Allah’ın varlığını ise akıl ve kalp gözü ile anlıyoruz. Başağrısını, elektriği, havadaki ses dalgalarını, mikropları vs. gözle göremediğimiz gibi…
Allah tüm dünyayı insan için yarattı. Yeryüzü sanki bir sofradır. Odunlar , (meyve ağaçları) tabaklarında (dallarıyla), üzüm, elma, kiraz, şeftali, karpuz, muz uzatıyorlar.
Bir ağaç çamurlu su içer, bal gibi muz, kavun vs. verir. Mesela bir inek ot yer, su içer, vitaminli süt veriyor...
Ayrıca eti, sütü, derisi, faydalı ; dışkısı gübre oluyor, köylerde tezek olup sobada yanıyor.
Peki insan ne için yaratıldı? İnsanın eti yenmez, sütü yok, derisi işe yaramaz, saçından çorap örülmez, kereste olmaz.
Mesela vücudumuz. Sindirim sisteminden boşaltım sistemine, kan dolaşım sistemine, sinir sisteminden kas sistemine…
İncelediğimizde bunun gibi çok ince hesaplarla kurulan karmaşık sistemler onu yapan üstün bir aklı gösterir.
İşte, O yaratıcıya Allah diyoruz.
Diyorlar ki, kendi kendine oldu.

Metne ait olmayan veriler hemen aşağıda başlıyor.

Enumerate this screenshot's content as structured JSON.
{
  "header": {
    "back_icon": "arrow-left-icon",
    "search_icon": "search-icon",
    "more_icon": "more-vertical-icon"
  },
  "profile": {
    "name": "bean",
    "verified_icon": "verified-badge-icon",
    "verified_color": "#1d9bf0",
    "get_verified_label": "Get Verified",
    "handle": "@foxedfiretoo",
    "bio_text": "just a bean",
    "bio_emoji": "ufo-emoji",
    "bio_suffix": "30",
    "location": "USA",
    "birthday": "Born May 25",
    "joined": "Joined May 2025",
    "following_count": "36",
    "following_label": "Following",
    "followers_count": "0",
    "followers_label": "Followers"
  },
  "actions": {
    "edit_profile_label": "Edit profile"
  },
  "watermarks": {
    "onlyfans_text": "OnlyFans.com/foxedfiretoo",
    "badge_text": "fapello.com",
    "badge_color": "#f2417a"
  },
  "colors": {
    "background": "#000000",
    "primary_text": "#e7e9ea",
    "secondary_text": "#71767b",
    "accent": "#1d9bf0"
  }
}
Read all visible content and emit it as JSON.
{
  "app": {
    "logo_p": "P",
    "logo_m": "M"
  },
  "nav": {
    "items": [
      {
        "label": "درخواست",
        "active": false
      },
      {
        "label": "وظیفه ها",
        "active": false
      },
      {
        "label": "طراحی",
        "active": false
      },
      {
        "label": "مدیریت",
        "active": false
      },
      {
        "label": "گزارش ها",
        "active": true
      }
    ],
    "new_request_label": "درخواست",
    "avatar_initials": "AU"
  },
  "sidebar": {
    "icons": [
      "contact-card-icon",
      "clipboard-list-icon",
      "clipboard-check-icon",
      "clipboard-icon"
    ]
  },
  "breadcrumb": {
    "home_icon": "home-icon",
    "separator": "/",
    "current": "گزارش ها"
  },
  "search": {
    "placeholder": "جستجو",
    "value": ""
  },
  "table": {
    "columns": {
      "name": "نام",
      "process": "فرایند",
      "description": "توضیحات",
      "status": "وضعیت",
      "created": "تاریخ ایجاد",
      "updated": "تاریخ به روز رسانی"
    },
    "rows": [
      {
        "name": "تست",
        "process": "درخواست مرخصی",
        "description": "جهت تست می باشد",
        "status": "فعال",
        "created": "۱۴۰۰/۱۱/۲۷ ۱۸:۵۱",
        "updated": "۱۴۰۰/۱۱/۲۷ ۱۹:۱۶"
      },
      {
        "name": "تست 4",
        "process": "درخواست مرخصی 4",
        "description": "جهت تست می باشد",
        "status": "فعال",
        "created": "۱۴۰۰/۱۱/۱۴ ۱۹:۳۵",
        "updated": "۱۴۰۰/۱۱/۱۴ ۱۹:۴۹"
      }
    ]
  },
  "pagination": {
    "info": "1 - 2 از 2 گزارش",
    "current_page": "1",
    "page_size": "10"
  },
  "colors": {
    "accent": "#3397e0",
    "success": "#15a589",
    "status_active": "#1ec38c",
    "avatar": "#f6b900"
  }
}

Mesela ben, bu cep telefonu kendi kendine oluştu, desem inanır mısınız?
Şimdi diyelim ki, yapan mühendis insanlar bu cep telefonuna düşünme kabiliyeti ekledi.
Yani gerçekten akıllı bir telefon oldu farzedelim… Telefon düşünür der ki;
Beni yaratanın tuşları olmalı, beni yaratanın şarj kablosu olmalı, mikrofonu, hoparlörü, tuş kilidi olmalı, der.
Biz insanlar da bize düşünme kabiliyeti veren zata karşı edepsizce sözler söylüyoruz.
Küçücük aklımızla diyoruz ki, Allah’ı kim yarattı.
Allah bizim böyle düşünmemizi istemiyor. Diyor ki: “La ilahe illallah” Yani Allah’tan başka ilah yoktur.
Çünkü, Allah’ın cemalini ancak cennette göreceğiz inşallah, cennete layık olursak…
Biz zaten Allah’ın içindeyiz. Balık okyanusu görebilir mi? İnşallah anladın ey nefsim!